50. The method of any one of claims 44-49, wherein the RAR inhibitor is selected from the group consisting of 4-[(1E)-2-[5,6-Dihydro-5,5-dimethyl-8-(phenylethynyl)-2-naphthalenyl]ethenyl]-benzoic acid (BMS 493), 4-[2-(5,6,7,8-Tetrahydro-5,5,8,8-tetramethyl-2-naphthalenyl)ethynyl)-benzoic acid (EC 23), AGN 193109-d7,4-[2-[5,6-Dihydro-5,5-dimethyl-8-(4-methylphenyl)-2-naphthalenyl]ethynyl]benzoic Acid Sodium Salt (AGN 193109 Sodium Salt), 4-[[[5,6-Dihydro-5,5-dimethyl-8-(3-quinolinyl)-2-naphthalenyl]carbonyl]amino]benzoic acid (BMS 1695614), 4-[6-[(2-Methoxyethoxy)methoxy]-7-tricyclo[3.3.1.13,7]dec-1-yl-2-naphthalenyl)benzoic acid (CD2665), 4-[5-[8-(1-Methylethyl)-4-phenyl-2-quinolinyl]-1H-pyrrolo-2-benzoic acid (ER50891), 4-(7,8,9,10-Tetrahydro-5,7,7,10,10-pentamethyl-5H-benzo[e]naphtho[2,3-b][1,4]diazepin-13-yl)benzoic acid (LE135), 4-[5-[3,5-Bis(1,1-dimethylethyl)phenyl]-1-[4-[(4-methyl-1-piperazinyl)carbonyl]phenyl]-1H-pyrazol-3-yl]benzoic acid (LY2955303), 6-[2-(5,6,7,8-Tetrahydro-5,5,8,8-tetramethyl-2-naphthalenyl)-1,3-dithiolan-2-yl]-2-naphthalenecarboxylic acid (MM11253), UVI3003, and a combination thereof.

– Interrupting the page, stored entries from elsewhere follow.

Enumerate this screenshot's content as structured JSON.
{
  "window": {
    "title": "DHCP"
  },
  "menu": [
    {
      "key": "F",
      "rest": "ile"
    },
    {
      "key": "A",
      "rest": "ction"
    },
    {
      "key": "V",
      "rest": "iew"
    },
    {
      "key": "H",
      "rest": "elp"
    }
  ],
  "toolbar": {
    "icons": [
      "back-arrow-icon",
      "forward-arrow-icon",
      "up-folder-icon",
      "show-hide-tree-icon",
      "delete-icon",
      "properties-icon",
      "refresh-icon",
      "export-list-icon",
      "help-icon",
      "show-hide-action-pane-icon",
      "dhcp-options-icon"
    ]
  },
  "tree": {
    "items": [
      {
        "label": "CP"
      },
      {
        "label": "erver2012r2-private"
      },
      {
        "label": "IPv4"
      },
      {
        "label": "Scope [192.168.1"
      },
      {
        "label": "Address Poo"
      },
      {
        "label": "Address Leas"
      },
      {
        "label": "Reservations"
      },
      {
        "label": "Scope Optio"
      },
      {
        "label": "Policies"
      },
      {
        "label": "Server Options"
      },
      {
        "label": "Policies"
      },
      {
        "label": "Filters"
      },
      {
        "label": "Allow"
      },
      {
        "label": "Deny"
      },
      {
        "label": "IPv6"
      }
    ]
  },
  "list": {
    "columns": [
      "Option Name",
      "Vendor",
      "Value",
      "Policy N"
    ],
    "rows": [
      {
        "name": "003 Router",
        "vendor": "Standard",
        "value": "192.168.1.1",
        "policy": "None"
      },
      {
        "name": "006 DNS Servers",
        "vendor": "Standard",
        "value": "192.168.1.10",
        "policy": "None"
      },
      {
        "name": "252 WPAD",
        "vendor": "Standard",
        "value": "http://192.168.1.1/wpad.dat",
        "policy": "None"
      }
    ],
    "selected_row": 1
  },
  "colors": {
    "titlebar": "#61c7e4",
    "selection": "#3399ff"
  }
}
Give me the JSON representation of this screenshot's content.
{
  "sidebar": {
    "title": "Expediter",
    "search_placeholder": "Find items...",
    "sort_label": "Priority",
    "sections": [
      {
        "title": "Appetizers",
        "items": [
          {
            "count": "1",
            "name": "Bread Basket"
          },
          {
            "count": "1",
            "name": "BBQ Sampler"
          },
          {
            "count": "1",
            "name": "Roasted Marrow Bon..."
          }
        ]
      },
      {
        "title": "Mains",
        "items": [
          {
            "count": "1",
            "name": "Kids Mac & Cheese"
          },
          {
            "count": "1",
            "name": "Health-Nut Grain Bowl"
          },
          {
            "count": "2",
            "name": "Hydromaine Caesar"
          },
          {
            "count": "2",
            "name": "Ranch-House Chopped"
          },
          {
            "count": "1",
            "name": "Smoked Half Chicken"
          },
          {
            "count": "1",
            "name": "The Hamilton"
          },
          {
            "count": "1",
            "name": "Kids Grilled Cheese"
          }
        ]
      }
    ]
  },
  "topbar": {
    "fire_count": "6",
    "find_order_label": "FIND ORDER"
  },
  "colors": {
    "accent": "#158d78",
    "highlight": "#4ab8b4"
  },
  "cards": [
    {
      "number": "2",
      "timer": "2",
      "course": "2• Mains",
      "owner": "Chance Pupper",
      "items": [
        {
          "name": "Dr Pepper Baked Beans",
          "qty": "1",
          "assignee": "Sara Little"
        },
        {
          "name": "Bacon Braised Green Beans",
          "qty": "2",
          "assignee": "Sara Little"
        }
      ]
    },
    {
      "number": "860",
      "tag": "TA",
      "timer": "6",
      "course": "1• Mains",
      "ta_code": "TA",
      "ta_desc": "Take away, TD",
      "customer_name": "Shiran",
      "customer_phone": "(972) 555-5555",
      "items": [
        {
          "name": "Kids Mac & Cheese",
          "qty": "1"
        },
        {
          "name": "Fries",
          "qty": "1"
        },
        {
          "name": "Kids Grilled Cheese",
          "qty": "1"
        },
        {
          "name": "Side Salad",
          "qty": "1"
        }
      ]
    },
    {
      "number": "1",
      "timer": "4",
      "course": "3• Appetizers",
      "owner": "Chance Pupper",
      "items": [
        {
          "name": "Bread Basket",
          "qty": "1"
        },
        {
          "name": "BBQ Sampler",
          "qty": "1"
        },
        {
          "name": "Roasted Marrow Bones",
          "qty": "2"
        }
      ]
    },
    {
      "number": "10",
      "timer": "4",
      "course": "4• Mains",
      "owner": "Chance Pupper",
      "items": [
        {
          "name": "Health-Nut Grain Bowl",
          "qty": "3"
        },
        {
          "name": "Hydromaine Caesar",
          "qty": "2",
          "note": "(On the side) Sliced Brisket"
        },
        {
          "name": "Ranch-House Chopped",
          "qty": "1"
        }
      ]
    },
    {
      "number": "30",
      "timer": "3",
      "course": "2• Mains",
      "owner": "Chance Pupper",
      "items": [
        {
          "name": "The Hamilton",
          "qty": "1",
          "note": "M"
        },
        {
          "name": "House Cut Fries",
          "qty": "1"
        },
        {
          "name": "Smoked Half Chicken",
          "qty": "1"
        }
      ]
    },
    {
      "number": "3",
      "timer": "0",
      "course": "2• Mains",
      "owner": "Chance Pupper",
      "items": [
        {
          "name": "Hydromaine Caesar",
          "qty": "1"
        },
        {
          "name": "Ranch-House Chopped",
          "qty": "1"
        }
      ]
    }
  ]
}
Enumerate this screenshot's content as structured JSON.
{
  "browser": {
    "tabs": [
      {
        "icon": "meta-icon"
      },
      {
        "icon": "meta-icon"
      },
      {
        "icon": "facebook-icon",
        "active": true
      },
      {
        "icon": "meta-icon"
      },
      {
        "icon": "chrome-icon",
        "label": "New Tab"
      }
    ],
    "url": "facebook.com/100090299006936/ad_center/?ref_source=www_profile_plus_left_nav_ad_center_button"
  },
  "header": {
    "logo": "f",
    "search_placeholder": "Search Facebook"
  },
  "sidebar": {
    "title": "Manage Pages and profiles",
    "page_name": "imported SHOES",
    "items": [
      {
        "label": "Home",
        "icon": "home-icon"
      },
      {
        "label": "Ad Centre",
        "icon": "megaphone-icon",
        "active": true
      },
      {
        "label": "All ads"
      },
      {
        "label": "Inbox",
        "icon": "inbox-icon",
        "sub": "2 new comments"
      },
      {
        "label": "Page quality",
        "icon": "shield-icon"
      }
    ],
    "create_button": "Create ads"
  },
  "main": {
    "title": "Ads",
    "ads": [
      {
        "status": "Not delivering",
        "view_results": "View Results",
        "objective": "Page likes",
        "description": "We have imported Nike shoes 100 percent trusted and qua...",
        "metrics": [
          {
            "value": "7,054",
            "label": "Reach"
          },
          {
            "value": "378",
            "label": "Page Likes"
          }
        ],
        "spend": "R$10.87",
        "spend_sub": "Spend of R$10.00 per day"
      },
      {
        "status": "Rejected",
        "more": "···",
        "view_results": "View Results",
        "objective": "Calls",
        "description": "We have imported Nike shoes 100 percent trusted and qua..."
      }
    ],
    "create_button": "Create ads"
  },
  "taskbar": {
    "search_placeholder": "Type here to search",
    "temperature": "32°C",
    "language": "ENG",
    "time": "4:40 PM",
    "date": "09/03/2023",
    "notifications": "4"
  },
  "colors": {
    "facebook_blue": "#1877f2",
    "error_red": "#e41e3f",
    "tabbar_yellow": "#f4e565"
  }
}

51. The method of any one of claims 44-50, wherein the AHR inhibitor is selected from the group consisting of (S)-6-(4-chlorophenyl)-N-(1-hydroxypropan-2-yl)-2-(1-methyl-1H-pyrazol-4-yl)-3-oxo-2,3-dihydropyridazine-4-carboxamide (BAY 2416964), (R)-N-(2-(5-fluoropyridin-3-yl)-8-isopropylpyrazolo[1,5-a][1,3,5]triazin-4-yl)-2,3,4,9-tetrahydro-1H-carbazol-3-amine (IK-175), N-(2-(1H-indol-3-yl)ethyl)-5-(5-fluoropyridin-3-yl)-3-methylpyrazolo[1,5-a]pyrimidin-7-amine (KYN-101), (1S,2S)-2-(3,4-dichlorobenzoyl)cyclopropane-1-carboxylic acid (UPF-648), brevifolincarboxylic acid, 26-Deoxyactein, hCYP1B1-IN-2, AHR-IN-1,1,2,3,4,7,8,9-Heptachlorodibenzofuran (1,2,3,4,7,8,9-HpCDF), 1,2,3,4,7,8-Hexachlorodibenzofuran (1,2,3,4,7,8-HxCDF), and a combination thereof.